Lionblaze nodded approvingly. “If the weather’s turning colder, we need all the fresh-kill we can get,” he meowed. “Good work, everyone.”

They headed back to the camp. Lionblaze fell behind even though the muscles on his shoulders were tense with the effort of not limping. Dovewing slowed to keep level with him. When Cinderheart and Ivypool had vanished around a corner, she put down her mouse and turned to face the golden tabby.

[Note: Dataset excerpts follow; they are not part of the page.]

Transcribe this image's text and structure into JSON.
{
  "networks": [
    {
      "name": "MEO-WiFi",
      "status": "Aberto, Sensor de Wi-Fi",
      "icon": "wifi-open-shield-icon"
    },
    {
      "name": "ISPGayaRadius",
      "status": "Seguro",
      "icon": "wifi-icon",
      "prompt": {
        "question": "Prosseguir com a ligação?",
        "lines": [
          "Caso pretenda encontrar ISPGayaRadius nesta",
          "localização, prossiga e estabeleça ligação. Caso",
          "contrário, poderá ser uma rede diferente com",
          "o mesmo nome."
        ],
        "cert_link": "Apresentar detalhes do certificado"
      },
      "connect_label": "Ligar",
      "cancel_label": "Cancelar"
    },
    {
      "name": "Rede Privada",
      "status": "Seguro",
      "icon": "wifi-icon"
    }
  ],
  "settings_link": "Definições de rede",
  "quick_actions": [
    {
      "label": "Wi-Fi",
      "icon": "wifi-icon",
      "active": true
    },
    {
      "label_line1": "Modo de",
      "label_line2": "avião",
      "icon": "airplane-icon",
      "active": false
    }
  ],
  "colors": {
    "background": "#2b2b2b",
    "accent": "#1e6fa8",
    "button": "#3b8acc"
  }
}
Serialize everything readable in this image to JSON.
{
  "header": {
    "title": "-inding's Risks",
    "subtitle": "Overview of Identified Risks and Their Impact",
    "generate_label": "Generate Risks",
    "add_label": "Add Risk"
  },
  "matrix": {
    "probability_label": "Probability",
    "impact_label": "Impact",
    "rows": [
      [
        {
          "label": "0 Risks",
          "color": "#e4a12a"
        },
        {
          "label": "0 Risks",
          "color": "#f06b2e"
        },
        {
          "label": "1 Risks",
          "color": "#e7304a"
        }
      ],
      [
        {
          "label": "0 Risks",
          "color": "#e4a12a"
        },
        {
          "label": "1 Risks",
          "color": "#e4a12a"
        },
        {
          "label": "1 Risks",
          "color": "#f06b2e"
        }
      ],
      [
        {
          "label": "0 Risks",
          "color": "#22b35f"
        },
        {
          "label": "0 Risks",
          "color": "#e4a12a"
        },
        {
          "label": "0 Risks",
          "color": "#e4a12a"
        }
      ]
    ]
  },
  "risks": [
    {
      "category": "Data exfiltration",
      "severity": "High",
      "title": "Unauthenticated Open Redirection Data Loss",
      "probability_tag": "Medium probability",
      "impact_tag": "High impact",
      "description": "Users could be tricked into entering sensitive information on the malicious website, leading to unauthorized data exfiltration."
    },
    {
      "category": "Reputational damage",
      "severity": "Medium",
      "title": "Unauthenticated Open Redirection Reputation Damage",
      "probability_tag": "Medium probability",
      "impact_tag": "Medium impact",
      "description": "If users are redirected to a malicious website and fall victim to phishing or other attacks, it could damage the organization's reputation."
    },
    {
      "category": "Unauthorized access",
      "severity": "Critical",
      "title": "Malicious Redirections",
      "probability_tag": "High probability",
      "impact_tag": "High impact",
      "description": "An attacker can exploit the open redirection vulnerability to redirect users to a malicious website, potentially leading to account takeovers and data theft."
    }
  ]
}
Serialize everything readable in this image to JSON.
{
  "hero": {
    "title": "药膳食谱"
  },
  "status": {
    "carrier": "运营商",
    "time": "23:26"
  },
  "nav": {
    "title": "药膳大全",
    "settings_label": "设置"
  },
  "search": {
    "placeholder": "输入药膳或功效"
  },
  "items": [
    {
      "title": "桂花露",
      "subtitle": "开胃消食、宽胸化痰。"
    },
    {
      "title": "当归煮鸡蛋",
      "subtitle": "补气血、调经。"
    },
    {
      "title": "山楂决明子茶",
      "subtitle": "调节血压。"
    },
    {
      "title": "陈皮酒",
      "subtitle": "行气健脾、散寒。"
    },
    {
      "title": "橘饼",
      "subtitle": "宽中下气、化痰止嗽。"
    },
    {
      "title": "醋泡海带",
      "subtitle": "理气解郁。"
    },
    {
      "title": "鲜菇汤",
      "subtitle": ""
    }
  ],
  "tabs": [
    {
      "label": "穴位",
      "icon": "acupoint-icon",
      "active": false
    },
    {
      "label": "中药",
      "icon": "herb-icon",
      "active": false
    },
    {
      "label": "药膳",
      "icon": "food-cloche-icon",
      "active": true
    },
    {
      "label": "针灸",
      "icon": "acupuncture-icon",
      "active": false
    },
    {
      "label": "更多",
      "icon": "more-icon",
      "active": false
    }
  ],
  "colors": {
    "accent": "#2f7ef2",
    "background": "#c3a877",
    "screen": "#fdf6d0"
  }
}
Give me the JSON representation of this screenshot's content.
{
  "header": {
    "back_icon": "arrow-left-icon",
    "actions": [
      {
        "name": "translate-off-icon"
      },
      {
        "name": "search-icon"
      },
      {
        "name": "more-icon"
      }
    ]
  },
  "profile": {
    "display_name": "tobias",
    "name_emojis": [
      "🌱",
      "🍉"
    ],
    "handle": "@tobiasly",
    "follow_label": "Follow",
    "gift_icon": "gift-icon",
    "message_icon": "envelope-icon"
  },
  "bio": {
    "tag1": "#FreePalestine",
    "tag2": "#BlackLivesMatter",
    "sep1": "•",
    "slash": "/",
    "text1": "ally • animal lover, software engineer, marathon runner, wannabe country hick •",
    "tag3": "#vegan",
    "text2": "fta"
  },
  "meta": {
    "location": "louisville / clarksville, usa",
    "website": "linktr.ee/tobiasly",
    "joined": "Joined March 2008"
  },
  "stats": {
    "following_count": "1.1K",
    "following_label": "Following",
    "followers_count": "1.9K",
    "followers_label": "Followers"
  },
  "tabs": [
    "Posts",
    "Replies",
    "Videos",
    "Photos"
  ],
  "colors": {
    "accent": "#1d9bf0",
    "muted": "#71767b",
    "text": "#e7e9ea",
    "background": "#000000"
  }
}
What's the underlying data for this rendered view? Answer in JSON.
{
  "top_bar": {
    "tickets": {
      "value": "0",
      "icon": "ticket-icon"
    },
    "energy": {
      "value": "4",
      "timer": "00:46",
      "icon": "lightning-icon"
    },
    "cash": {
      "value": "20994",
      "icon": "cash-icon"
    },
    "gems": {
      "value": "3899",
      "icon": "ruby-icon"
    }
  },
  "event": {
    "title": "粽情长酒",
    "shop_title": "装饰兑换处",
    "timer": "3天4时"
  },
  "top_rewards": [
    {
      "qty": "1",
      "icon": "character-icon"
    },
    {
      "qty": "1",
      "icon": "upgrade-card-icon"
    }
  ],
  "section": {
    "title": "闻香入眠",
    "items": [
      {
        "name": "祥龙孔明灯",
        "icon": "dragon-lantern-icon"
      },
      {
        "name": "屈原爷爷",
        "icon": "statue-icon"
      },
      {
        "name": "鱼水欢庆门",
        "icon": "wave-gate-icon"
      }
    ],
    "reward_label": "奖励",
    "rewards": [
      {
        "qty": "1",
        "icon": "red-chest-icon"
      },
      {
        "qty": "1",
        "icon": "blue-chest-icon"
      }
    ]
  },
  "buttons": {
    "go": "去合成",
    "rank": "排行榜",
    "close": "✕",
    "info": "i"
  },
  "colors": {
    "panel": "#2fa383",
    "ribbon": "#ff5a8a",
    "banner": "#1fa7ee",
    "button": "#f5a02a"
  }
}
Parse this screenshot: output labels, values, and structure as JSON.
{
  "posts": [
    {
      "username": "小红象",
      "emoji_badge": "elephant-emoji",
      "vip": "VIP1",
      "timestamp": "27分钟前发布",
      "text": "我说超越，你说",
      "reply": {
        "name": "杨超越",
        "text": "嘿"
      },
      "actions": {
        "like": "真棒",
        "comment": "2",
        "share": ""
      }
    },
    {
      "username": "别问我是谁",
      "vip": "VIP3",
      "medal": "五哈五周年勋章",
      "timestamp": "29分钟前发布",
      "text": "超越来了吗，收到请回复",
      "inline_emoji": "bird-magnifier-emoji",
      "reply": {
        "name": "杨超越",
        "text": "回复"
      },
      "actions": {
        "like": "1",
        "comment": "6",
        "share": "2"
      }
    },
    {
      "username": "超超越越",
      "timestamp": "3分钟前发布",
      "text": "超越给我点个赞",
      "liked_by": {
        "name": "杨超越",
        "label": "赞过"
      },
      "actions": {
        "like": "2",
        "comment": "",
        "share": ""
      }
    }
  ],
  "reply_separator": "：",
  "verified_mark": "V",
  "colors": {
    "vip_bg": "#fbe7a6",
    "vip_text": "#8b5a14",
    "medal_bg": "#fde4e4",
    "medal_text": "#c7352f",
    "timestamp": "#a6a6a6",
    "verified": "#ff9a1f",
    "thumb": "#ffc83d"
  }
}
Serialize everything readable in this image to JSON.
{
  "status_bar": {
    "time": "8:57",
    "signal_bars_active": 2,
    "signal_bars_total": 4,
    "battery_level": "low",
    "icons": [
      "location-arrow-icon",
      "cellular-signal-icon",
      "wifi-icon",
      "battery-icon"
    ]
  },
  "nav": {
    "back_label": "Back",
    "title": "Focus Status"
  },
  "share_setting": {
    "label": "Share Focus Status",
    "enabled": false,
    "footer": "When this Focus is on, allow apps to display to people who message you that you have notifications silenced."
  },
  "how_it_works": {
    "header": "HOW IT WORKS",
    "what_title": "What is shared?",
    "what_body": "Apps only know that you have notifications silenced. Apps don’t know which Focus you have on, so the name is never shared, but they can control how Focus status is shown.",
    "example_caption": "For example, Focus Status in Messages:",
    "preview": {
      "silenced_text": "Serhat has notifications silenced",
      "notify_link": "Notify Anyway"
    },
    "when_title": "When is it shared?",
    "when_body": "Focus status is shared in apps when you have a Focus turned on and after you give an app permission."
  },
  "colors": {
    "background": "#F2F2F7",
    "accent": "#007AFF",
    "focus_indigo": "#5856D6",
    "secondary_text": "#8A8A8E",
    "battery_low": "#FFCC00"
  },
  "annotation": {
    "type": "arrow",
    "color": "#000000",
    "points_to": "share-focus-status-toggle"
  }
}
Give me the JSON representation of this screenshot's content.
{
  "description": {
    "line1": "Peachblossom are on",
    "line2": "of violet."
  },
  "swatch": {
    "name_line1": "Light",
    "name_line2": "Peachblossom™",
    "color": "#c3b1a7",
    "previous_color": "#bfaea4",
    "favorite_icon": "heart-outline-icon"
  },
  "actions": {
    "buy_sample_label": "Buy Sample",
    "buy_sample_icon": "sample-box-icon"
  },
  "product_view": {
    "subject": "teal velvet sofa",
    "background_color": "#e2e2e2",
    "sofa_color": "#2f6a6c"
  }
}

“Lionblaze, I need to talk to you.”

Reluctantly, he put down his pigeon and waited.

Dovewing took a deep breath. “Do you think we’re losing our powers?” Ignoring the flash of anger in his eyes, she kept going. “I can’t hear or see like I used to. You’ve been injured by a tree root, for StarClan’s sake! And Jayfeather seems really scared of something. Could he be losing the power to walk in other cats’ dreams?”

Lionblaze drew one massive paw over the pale-feathered breast of the dead pigeon. “The Great Battle took a lot out of all of us,” he meowed. “None of us know how long it will take to recover.”

“But this isn’t a battle wound!” Dovewing protested. “This is something else, something that has changed inside me! I can’t describe it exactly, but I know I’m different.”

Lionblaze kept his gaze fixed on the bird at his feet. “Talk to Jayfeather if you’re worried. He knows more about this than we do. We’re part of a prophecy, remember? I don’t see how that could change.”